Paper: Green, E.P., Catalani, C., Diero, L., Carter, J., Israelski, D., Gardner, A., Aggrey, K., Ndwiga, C. & Biondich, P. (2015). Do clinical decision-support reminders for medical providers improve the prevalence of IPT initiation among HIV positive adults?: Research protocol for a cluster-randomized trial in Western Kenya. Trials, 16, 141.

Paper: Catalani, C., Green, E.P., Aggrey, K., Owiti, P., Lameck, D., Yueng, A., Israelski, D. & Biondich, P. (2014). A Clinical Decision Support System for Integrating Tuberculosis and HIV Care in Kenya: A Human-Centered Design Approach. PLoS One, DOI: 10.1371/journal.pone.0103205.

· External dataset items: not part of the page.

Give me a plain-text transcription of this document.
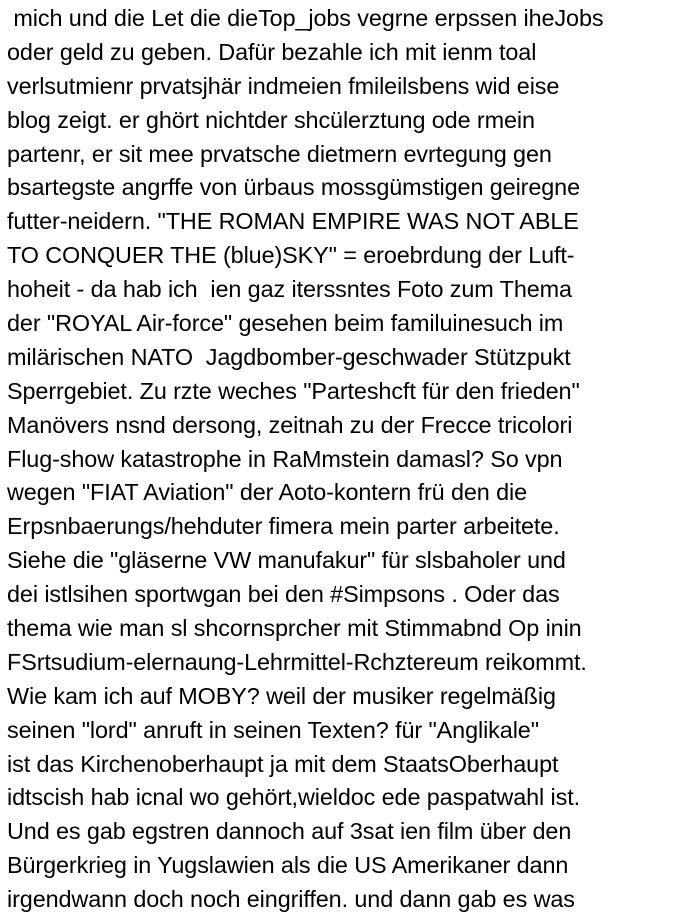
mich und die Let die dieTop_jobs vegrne erpssen iheJobs
oder geld zu geben. Dafür bezahle ich mit ienm toal
verlsutmienr prvatsjhär indmeien fmileilsbens wid eise
blog zeigt. er ghört nichtder shcülerztung ode rmein
partenr, er sit mee prvatsche dietmern evrtegung gen
bsartegste angrffe von ürbaus mossgümstigen geiregne
futter-neidern. "THE ROMAN EMPIRE WAS NOT ABLE
TO CONQUER THE (blue)SKY" = eroebrdung der Luft-
hoheit - da hab ich  ien gaz iterssntes Foto zum Thema
der "ROYAL Air-force" gesehen beim familuinesuch im
milärischen NATO  Jagdbomber-geschwader Stützpukt
Sperrgebiet. Zu rzte weches "Parteshcft für den frieden"
Manövers nsnd dersong, zeitnah zu der Frecce tricolori
Flug-show katastrophe in RaMmstein damasl? So vpn
wegen "FIAT Aviation" der Aoto-kontern frü den die
Erpsnbaerungs/hehduter fimera mein parter arbeitete.
Siehe die "gläserne VW manufakur" für slsbaholer und
dei istlsihen sportwgan bei den #Simpsons . Oder das
thema wie man sl shcornsprcher mit Stimmabnd Op inin
FSrtsudium-elernaung-Lehrmittel-Rchztereum reikommt.
Wie kam ich auf MOBY? weil der musiker regelmäßig
seinen "lord" anruft in seinen Texten? für "Anglikale"
ist das Kirchenoberhaupt ja mit dem StaatsOberhaupt
idtscish hab icnal wo gehört,wieldoc ede paspatwahl ist.
Und es gab egstren dannoch auf 3sat ien film über den
Bürgerkrieg in Yugslawien als die US Amerikaner dann
irgendwann doch noch eingriffen. und dann gab es was
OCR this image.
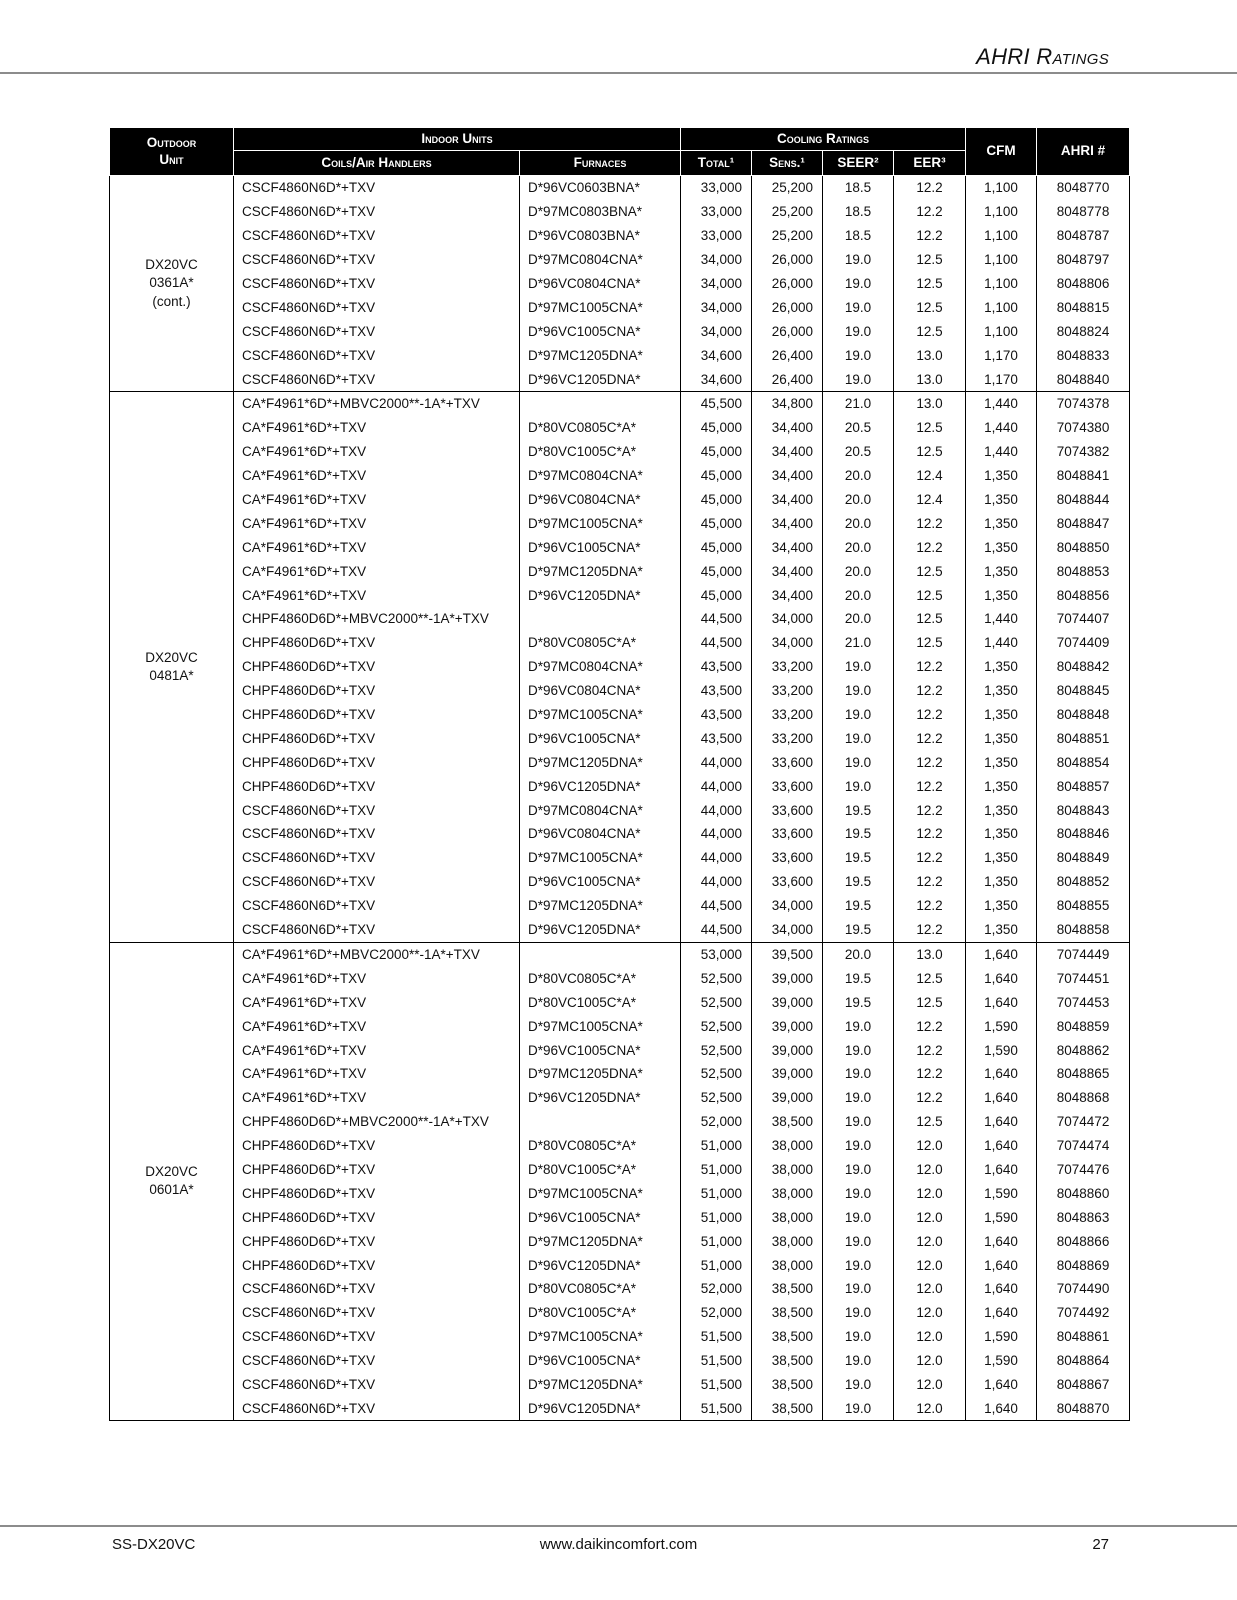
AHRI Ratings
Outdoor
Unit	Indoor Units		Cooling Ratings				CFM	AHRI #
	Coils/Air Handlers	Furnaces	Total¹	Sens.¹	SEER²	EER³		
DX20VC
0361A*
(cont.)	CSCF4860N6D*+TXV	D*96VC0603BNA*	33,000	25,200	18.5	12.2	1,100	8048770
	CSCF4860N6D*+TXV	D*97MC0803BNA*	33,000	25,200	18.5	12.2	1,100	8048778
	CSCF4860N6D*+TXV	D*96VC0803BNA*	33,000	25,200	18.5	12.2	1,100	8048787
	CSCF4860N6D*+TXV	D*97MC0804CNA*	34,000	26,000	19.0	12.5	1,100	8048797
	CSCF4860N6D*+TXV	D*96VC0804CNA*	34,000	26,000	19.0	12.5	1,100	8048806
	CSCF4860N6D*+TXV	D*97MC1005CNA*	34,000	26,000	19.0	12.5	1,100	8048815
	CSCF4860N6D*+TXV	D*96VC1005CNA*	34,000	26,000	19.0	12.5	1,100	8048824
	CSCF4860N6D*+TXV	D*97MC1205DNA*	34,600	26,400	19.0	13.0	1,170	8048833
	CSCF4860N6D*+TXV	D*96VC1205DNA*	34,600	26,400	19.0	13.0	1,170	8048840
DX20VC
0481A*	CA*F4961*6D*+MBVC2000**-1A*+TXV		45,500	34,800	21.0	13.0	1,440	7074378
	CA*F4961*6D*+TXV	D*80VC0805C*A*	45,000	34,400	20.5	12.5	1,440	7074380
	CA*F4961*6D*+TXV	D*80VC1005C*A*	45,000	34,400	20.5	12.5	1,440	7074382
	CA*F4961*6D*+TXV	D*97MC0804CNA*	45,000	34,400	20.0	12.4	1,350	8048841
	CA*F4961*6D*+TXV	D*96VC0804CNA*	45,000	34,400	20.0	12.4	1,350	8048844
	CA*F4961*6D*+TXV	D*97MC1005CNA*	45,000	34,400	20.0	12.2	1,350	8048847
	CA*F4961*6D*+TXV	D*96VC1005CNA*	45,000	34,400	20.0	12.2	1,350	8048850
	CA*F4961*6D*+TXV	D*97MC1205DNA*	45,000	34,400	20.0	12.5	1,350	8048853
	CA*F4961*6D*+TXV	D*96VC1205DNA*	45,000	34,400	20.0	12.5	1,350	8048856
	CHPF4860D6D*+MBVC2000**-1A*+TXV		44,500	34,000	20.0	12.5	1,440	7074407
	CHPF4860D6D*+TXV	D*80VC0805C*A*	44,500	34,000	21.0	12.5	1,440	7074409
	CHPF4860D6D*+TXV	D*97MC0804CNA*	43,500	33,200	19.0	12.2	1,350	8048842
	CHPF4860D6D*+TXV	D*96VC0804CNA*	43,500	33,200	19.0	12.2	1,350	8048845
	CHPF4860D6D*+TXV	D*97MC1005CNA*	43,500	33,200	19.0	12.2	1,350	8048848
	CHPF4860D6D*+TXV	D*96VC1005CNA*	43,500	33,200	19.0	12.2	1,350	8048851
	CHPF4860D6D*+TXV	D*97MC1205DNA*	44,000	33,600	19.0	12.2	1,350	8048854
	CHPF4860D6D*+TXV	D*96VC1205DNA*	44,000	33,600	19.0	12.2	1,350	8048857
	CSCF4860N6D*+TXV	D*97MC0804CNA*	44,000	33,600	19.5	12.2	1,350	8048843
	CSCF4860N6D*+TXV	D*96VC0804CNA*	44,000	33,600	19.5	12.2	1,350	8048846
	CSCF4860N6D*+TXV	D*97MC1005CNA*	44,000	33,600	19.5	12.2	1,350	8048849
	CSCF4860N6D*+TXV	D*96VC1005CNA*	44,000	33,600	19.5	12.2	1,350	8048852
	CSCF4860N6D*+TXV	D*97MC1205DNA*	44,500	34,000	19.5	12.2	1,350	8048855
	CSCF4860N6D*+TXV	D*96VC1205DNA*	44,500	34,000	19.5	12.2	1,350	8048858
DX20VC
0601A*	CA*F4961*6D*+MBVC2000**-1A*+TXV		53,000	39,500	20.0	13.0	1,640	7074449
	CA*F4961*6D*+TXV	D*80VC0805C*A*	52,500	39,000	19.5	12.5	1,640	7074451
	CA*F4961*6D*+TXV	D*80VC1005C*A*	52,500	39,000	19.5	12.5	1,640	7074453
	CA*F4961*6D*+TXV	D*97MC1005CNA*	52,500	39,000	19.0	12.2	1,590	8048859
	CA*F4961*6D*+TXV	D*96VC1005CNA*	52,500	39,000	19.0	12.2	1,590	8048862
	CA*F4961*6D*+TXV	D*97MC1205DNA*	52,500	39,000	19.0	12.2	1,640	8048865
	CA*F4961*6D*+TXV	D*96VC1205DNA*	52,500	39,000	19.0	12.2	1,640	8048868
	CHPF4860D6D*+MBVC2000**-1A*+TXV		52,000	38,500	19.0	12.5	1,640	7074472
	CHPF4860D6D*+TXV	D*80VC0805C*A*	51,000	38,000	19.0	12.0	1,640	7074474
	CHPF4860D6D*+TXV	D*80VC1005C*A*	51,000	38,000	19.0	12.0	1,640	7074476
	CHPF4860D6D*+TXV	D*97MC1005CNA*	51,000	38,000	19.0	12.0	1,590	8048860
	CHPF4860D6D*+TXV	D*96VC1005CNA*	51,000	38,000	19.0	12.0	1,590	8048863
	CHPF4860D6D*+TXV	D*97MC1205DNA*	51,000	38,000	19.0	12.0	1,640	8048866
	CHPF4860D6D*+TXV	D*96VC1205DNA*	51,000	38,000	19.0	12.0	1,640	8048869
	CSCF4860N6D*+TXV	D*80VC0805C*A*	52,000	38,500	19.0	12.0	1,640	7074490
	CSCF4860N6D*+TXV	D*80VC1005C*A*	52,000	38,500	19.0	12.0	1,640	7074492
	CSCF4860N6D*+TXV	D*97MC1005CNA*	51,500	38,500	19.0	12.0	1,590	8048861
	CSCF4860N6D*+TXV	D*96VC1005CNA*	51,500	38,500	19.0	12.0	1,590	8048864
	CSCF4860N6D*+TXV	D*97MC1205DNA*	51,500	38,500	19.0	12.0	1,640	8048867
	CSCF4860N6D*+TXV	D*96VC1205DNA*	51,500	38,500	19.0	12.0	1,640	8048870
SS-DX20VC	www.daikincomfort.com	27
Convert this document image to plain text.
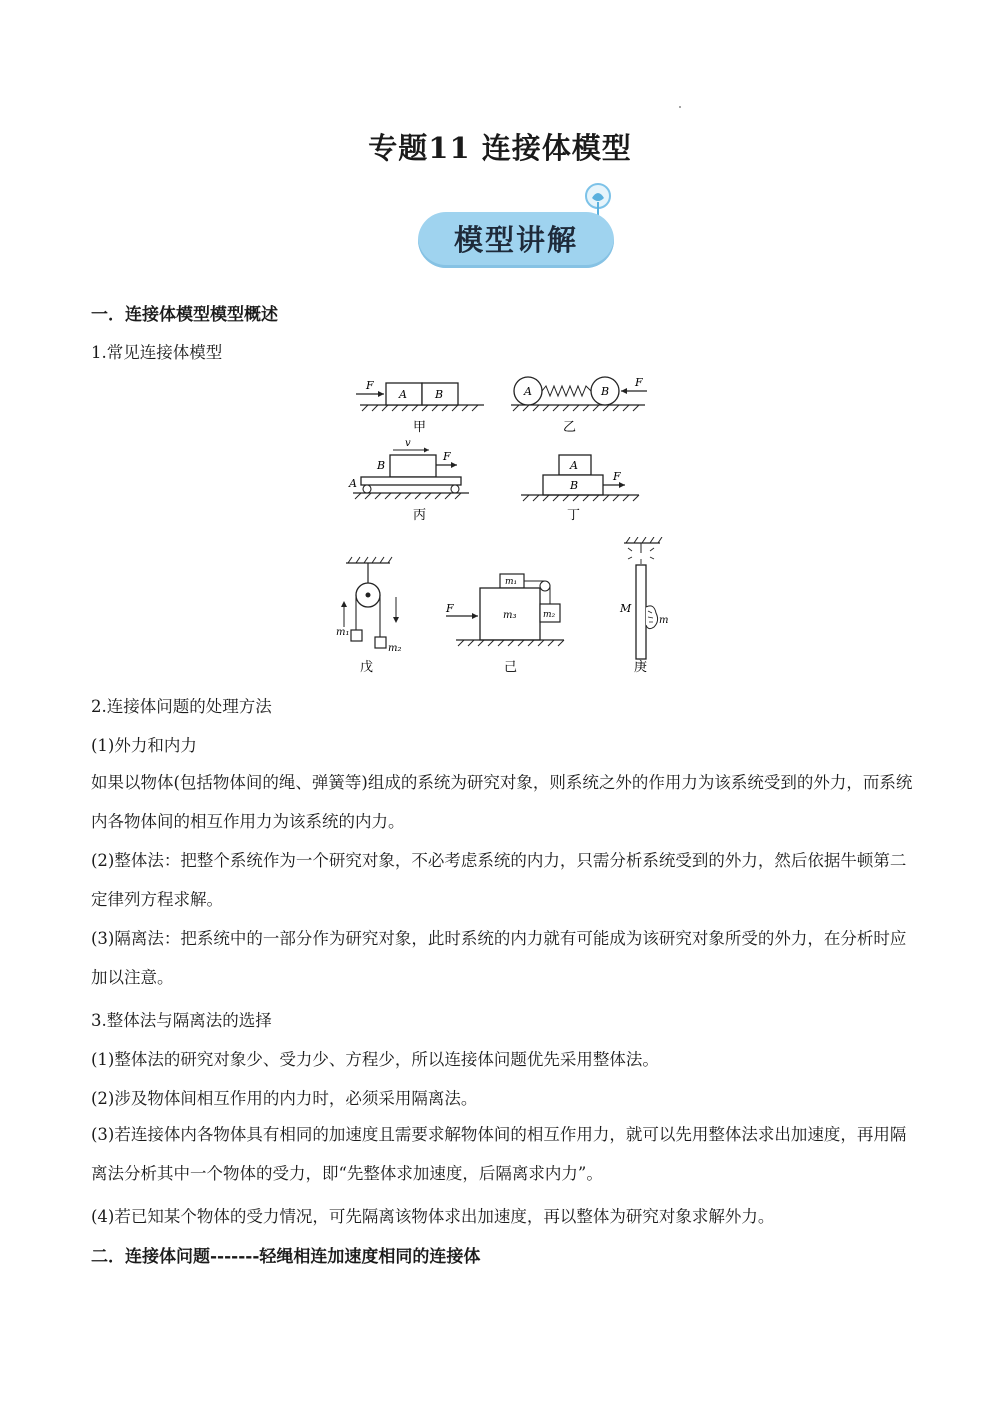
专题11 连接体模型
模型讲解
一．连接体模型模型概述
1.常见连接体模型
F
A	B
甲
F
A	B
乙
v
F
B
A
丙
A
B
F
丁
m₁
m₂
戊
m₁
m₃	m₂
F
己
M
m
庚
2.连接体问题的处理方法
(1)外力和内力
如果以物体(包括物体间的绳、弹簧等)组成的系统为研究对象，则系统之外的作用力为该系统受到的外力，而系统内各物体间的相互作用力为该系统的内力。
(2)整体法：把整个系统作为一个研究对象，不必考虑系统的内力，只需分析系统受到的外力，然后依据牛顿第二定律列方程求解。
(3)隔离法：把系统中的一部分作为研究对象，此时系统的内力就有可能成为该研究对象所受的外力，在分析时应加以注意。
3.整体法与隔离法的选择
(1)整体法的研究对象少、受力少、方程少，所以连接体问题优先采用整体法。
(2)涉及物体间相互作用的内力时，必须采用隔离法。
(3)若连接体内各物体具有相同的加速度且需要求解物体间的相互作用力，就可以先用整体法求出加速度，再用隔离法分析其中一个物体的受力，即“先整体求加速度，后隔离求内力”。
(4)若已知某个物体的受力情况，可先隔离该物体求出加速度，再以整体为研究对象求解外力。
二．连接体问题-------轻绳相连加速度相同的连接体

Communities in Transition, Uganda

I conducted fieldwork for my dissertation in 2007 in northern Uganda. This was a time of massive social change following a protracted conflict and internal displacement of most of the population. Families were in the process of leaving large and crowded displacement camps and moving to smaller transit camps or relocating directly to the villages that they were forced to leave years before.

Academic Collaborators: Bret Kloos (University of South Carolina)

Implementing Partners: AVSI

Green, E.P. & Kloos, B. (2009). Facilitating youth participation in a context of forced migration: A Photovoice project in northern Uganda. Journal of Refugee Studies, 22(4).

Kloos, B., Townley, G., & Green, E.P. & Franco, M. M. (2011). Reconcilable differences? Human diversity, cultural relativity, and the psychological sense of community. American Journal of Community Psychology, 47(1-2), 69-85.